Ce document tourne résolument la page de l’idéologie méritocratique en faisant un état des lieux lucide des inégalités camouflées derrière la façade de « l’égalité des chances ». Il propose « un nouveau modèle éducatif » en tirant enfin les conséquences de la massification.

Pour le SE-Unsa, l’affirmation de l’unité du bloc de la scolarité obligatoire « école-collège », appuyée sur un socle commun rénové, constitue un élément majeur de cette refondation. La priorité donnée à cette « école fondamentale », assortie de moyens fléchés attribués à l’École primaire, de la revitalisation de la maternelle et d’une réorganisation du collège est l’affirmation d’un choix politique ambitieux et nécessaire.

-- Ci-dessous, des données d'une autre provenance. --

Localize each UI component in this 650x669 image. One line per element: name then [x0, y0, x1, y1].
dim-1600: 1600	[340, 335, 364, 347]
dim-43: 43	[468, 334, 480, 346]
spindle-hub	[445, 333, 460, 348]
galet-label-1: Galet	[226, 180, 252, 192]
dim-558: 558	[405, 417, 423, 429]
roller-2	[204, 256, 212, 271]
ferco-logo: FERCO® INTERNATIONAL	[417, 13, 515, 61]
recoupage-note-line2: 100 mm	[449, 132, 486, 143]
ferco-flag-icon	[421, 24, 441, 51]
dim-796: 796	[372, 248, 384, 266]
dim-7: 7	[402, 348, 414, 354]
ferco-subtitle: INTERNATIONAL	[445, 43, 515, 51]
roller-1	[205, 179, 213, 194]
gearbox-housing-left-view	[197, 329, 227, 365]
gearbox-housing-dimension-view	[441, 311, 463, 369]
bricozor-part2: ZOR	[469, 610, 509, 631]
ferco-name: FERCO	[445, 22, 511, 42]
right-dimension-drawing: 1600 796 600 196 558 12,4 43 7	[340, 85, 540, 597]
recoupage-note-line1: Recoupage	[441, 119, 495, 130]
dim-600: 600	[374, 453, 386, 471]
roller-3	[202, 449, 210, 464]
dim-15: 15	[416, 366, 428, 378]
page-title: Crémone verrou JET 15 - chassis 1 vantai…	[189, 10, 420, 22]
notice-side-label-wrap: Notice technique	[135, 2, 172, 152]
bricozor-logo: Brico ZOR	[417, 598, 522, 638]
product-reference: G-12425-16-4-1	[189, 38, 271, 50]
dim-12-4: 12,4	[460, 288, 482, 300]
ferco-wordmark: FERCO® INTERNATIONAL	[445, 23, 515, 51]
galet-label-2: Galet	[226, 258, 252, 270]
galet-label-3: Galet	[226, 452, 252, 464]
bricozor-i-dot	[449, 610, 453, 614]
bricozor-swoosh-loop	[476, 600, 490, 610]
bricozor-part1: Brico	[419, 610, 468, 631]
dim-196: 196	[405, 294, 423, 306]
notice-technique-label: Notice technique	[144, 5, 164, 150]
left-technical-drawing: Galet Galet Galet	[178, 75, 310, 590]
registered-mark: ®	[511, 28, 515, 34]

La loi de 2005 focalisée sur les individus tendait à transformer l’école en un « prestataire de services éducatifs » en gommant ainsi la dimension pédagogique. Le modèle ébauché s’attache, au contraire, à promouvoir des valeurs collectives et pose le principe essentiel que « la refondation sera pédagogique ou ne sera pas ».

Si le renouveau pédagogique est indispensable pour mieux prendre en compte les difficultés d’apprentissage dans la classe, il n’est pas suffisant. Le Se-Unsa regrette vivement l’absence de propositions quant à l’avenir des aides spécialisées et de la psychologie scolaire, ainsi que des SEGPA.

Pour construire le lycée de la réussite, le rapport ne va malheureusement pas au-delà de quelques propositions d’amélioration de la mise en œuvre des réformes récentes et ne trace pas de perspectives pour un véritable « lycée du futur ». La proposition d’une plus grande responsabilité des régions dans la carte des formations professionnelles et dans le service public d’orientation demande à être précisée.
Quant à la formation initiale des enseignants, si le rapport réaffirme le recrutement au niveau master, la formation dans une école liée à l’université, la nécessité des pré-recrutements et le principe  d’une formation simultanée dès la licence, il reste sur des formulations prudentes parlant de formation « professionnalisante » plutôt que professionnelle, se gardant de prendre position sur la place du concours.

Après ce temps indispensable de la réflexion, doit venir celui de l’action. Si l’économie générale du rapport montre une volonté de changer de cap, la mise en œuvre opérationnelle doit démarrer sans tarder.

La tâche est immense. L’attente des personnels aussi. La réussite de cette refondation dépend très largement d’eux. Ils devront y être associés, leur expertise reconnue et valorisée. Il est donc temps de passer le l’habituelle injonction stérile à la construction fructueuse. Le SE-Unsa attend maintenant du ministre qu’il précise les orientations retenues et surtout qu’il élabore un agenda social établissant à la fois l’échéancier de la mise en œuvre et un calendrier de négociations.